In a recent article published by the Vermont Law School, In Order to Form a More Perfect Court: A Quantitative Measure of the Military’s Highest Court’s Success as a Court of Last Resort, 41 Vt. L. Rev. 71, Captain (USAF) Rodrigo M. Caruço posits that, in a healthy system, the work of a court of last resort, such as CAAF, should be almost exclusively declaration of legal principle rather than error correction. Captain Caruço reached that conclusion after having studied SCOTUS decisons and decisions from State courts of last resort. Those high courts rarely engage in error correction. In contrast, CAAF appears to spend just under half of its time correcting errors in individual cases rather declaring law for the military jurisdiction. Id. at 108. Captain Caruço identifies two causes for this: 1) incompetence by advocates and courts below, and 2) (perhaps because of that incompetence) CAAF does not yet feel comfortable behaving as a court of last resort should.
To remedy this situation, Captain Caruço recommends that CAAF’s rules be amended to adopt a standard for granting review that mirrors SCOTUS’ Rule 10. Such a rule would expressly state, as SCOTUS Rule 10 does, that review “is rarely granted when the asserted error consists of erroneous factual findings or misapplication of a properly stated rule of law.” Id. The rule would then provide that, except in dire circumstances, review would only be granted to serve law-declaration grounds, such as to resolve inconsistencies in how the law is being applied among the services. Captain Caruço also recommends that CAAF start “signposting” its decisions – identifying in the decision itself which law-declaration purpose compelled CAAF to grant review in the first place. By signposting, perhaps CAAF could serve as a bellwether for the entire jurisdiction – providing gentle instruction to the appellate bar which would in turn improve that bar’s advocacy. A more effective appellate bar would then presumably influence the service Courts of Criminal Appeals to weed out more errors at their level, reducing the number of cases presented to CAAF still requiring error correction.
Captain Caruço’s article does not address it, but readers will be aware that the competency of the participants in the military justice system, at all levels, has also been a concern for Congress. Indeed, through § 542 of the National Defense Authorization Act of Fiscal Year 2017 (Public Law 114-328) (the passage of which was this blog’s #1 Military Justice Story of 2016), Congress has required the service secretaries to establish “military justice experience designators or skill identifiers” so that “counsel detailed to prosecute or defend a court-martial have sufficient experience and knowledge.” That statute is also intended to ensure that judge advocates entering the military justice system get trained by folks with appropriate experience and skill to perform those duties. Additionally, the FY17 NDAA requires “appropriate minimum terms” for the assignment of military trial judges (§ 5184) and appellate judges (§ 5330). Those statutory measures were intended to improve the quality of military justice practice on the bench and from the bar, at trial and on appeal. It is hard to escape the impression that Congress also intended by those measures to make military justice a specialty practice.

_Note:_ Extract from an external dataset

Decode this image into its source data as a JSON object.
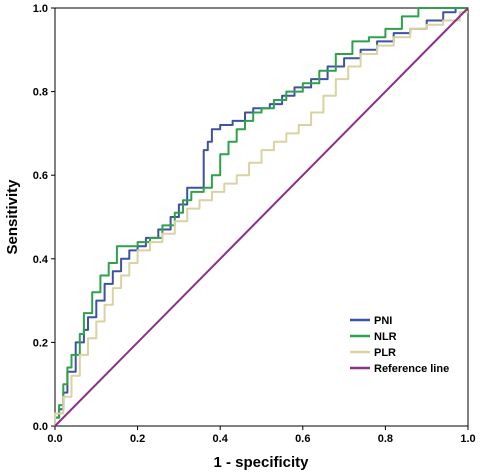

If Captain Caruço’s premise is correct, then CAAF is a sentinel species for measuring the effectiveness of Congressional reforms (or the military institution’s implementation of those reforms). If the proportion of error correction decisions issued by CAAF increases, then CAAF-as-groundhog might be telling us that winter is still coming. In contrast, if the Court’s proportion of error correction decisions decreases, then CAAF-as-groundhog might be telling us that spring is nearly here.